In defense of mutable history

Saturday, 28 Mar 2009 [Friday, 17 Apr 2009]

With Git, you have a multide of ways to slice and dice commits: the index lets you commit things in bits and pieces as you go; the stash gives you a way to transplant changes between branches or shelve work for a while; the power of rebasing allows you to go back and split large commits sensibly into atomic ones. In other DVCSs, all of this is also possible but requires painstaking busywork using far less powerful tools; in centralised VCSs most of it is for all intents and purposes impossible to do at all.
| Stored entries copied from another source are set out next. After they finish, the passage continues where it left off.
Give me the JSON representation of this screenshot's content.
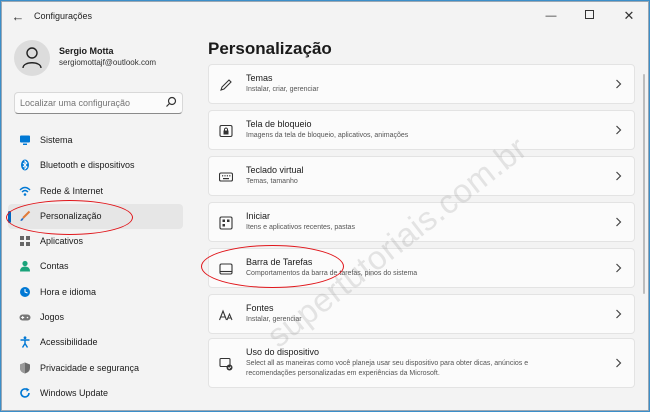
{
  "window": {
    "title": "Configurações",
    "back_icon": "back-arrow-icon",
    "controls": [
      "minimize-icon",
      "maximize-icon",
      "close-icon"
    ]
  },
  "profile": {
    "name": "Sergio Motta",
    "email": "sergiomottajf@outlook.com"
  },
  "search": {
    "placeholder": "Localizar uma configuração"
  },
  "sidebar": {
    "items": [
      {
        "label": "Sistema",
        "icon": "monitor-icon",
        "color": "#0078d4"
      },
      {
        "label": "Bluetooth e dispositivos",
        "icon": "bluetooth-icon",
        "color": "#0078d4"
      },
      {
        "label": "Rede & Internet",
        "icon": "wifi-icon",
        "color": "#0078d4"
      },
      {
        "label": "Personalização",
        "icon": "brush-icon",
        "color": "#e07b39",
        "active": true
      },
      {
        "label": "Aplicativos",
        "icon": "apps-icon",
        "color": "#555555"
      },
      {
        "label": "Contas",
        "icon": "person-icon",
        "color": "#1aa37a"
      },
      {
        "label": "Hora e idioma",
        "icon": "globe-clock-icon",
        "color": "#0078d4"
      },
      {
        "label": "Jogos",
        "icon": "gamepad-icon",
        "color": "#777777"
      },
      {
        "label": "Acessibilidade",
        "icon": "accessibility-icon",
        "color": "#0078d4"
      },
      {
        "label": "Privacidade e segurança",
        "icon": "shield-icon",
        "color": "#555555"
      },
      {
        "label": "Windows Update",
        "icon": "update-icon",
        "color": "#0078d4"
      }
    ]
  },
  "main": {
    "title": "Personalização",
    "cards": [
      {
        "title": "Temas",
        "subtitle": "Instalar, criar, gerenciar",
        "icon": "pen-icon"
      },
      {
        "title": "Tela de bloqueio",
        "subtitle": "Imagens da tela de bloqueio, aplicativos, animações",
        "icon": "lock-screen-icon"
      },
      {
        "title": "Teclado virtual",
        "subtitle": "Temas, tamanho",
        "icon": "keyboard-icon"
      },
      {
        "title": "Iniciar",
        "subtitle": "Itens e aplicativos recentes, pastas",
        "icon": "start-grid-icon"
      },
      {
        "title": "Barra de Tarefas",
        "subtitle": "Comportamentos da barra de tarefas, pinos do sistema",
        "icon": "taskbar-icon"
      },
      {
        "title": "Fontes",
        "subtitle": "Instalar, gerenciar",
        "icon": "fonts-icon"
      },
      {
        "title": "Uso do dispositivo",
        "subtitle": "Select all as maneiras como você planeja usar seu dispositivo para obter dicas, anúncios e",
        "subtitle2": "recomendações personalizadas em experiências da Microsoft.",
        "icon": "device-usage-icon"
      }
    ]
  },
  "watermark": "supertutoriais.com.br",
  "annotation_color": "#e0161b"
}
But lately I’ve seen entries cautioning against the use of this power. To me this seems like a sign that Git has arrived – it is pulling in people who don’t subscribe to the philosophy behind its design. Personally, I consider the argument for immutable history a terrible idea, even if it is logically defensible within certain parameters. Why?

In contrast to systems with immutable history, Git doesn’t force you into any sort of careful premeditation where you try to anticipate all possible and impossible problems you may or may not realise yet. You go about business as usual, and if you belatedly notice a problem you hadn’t thought of or couldn’t even have been aware of at the time, you just go back and fix it. No sweat. Think of it as the Never Use a Warning When you Mean Undo principle, applied to version control.

Git is humane, in the Aza Raskin sense.

Update: Chris Siebenmann makes a good point that rewriting history in Git is actually no such thing. Of course, that is why pushing “rewritten” history causes the problems it does. And of course that in turn is actually desirable, and thus very much by design.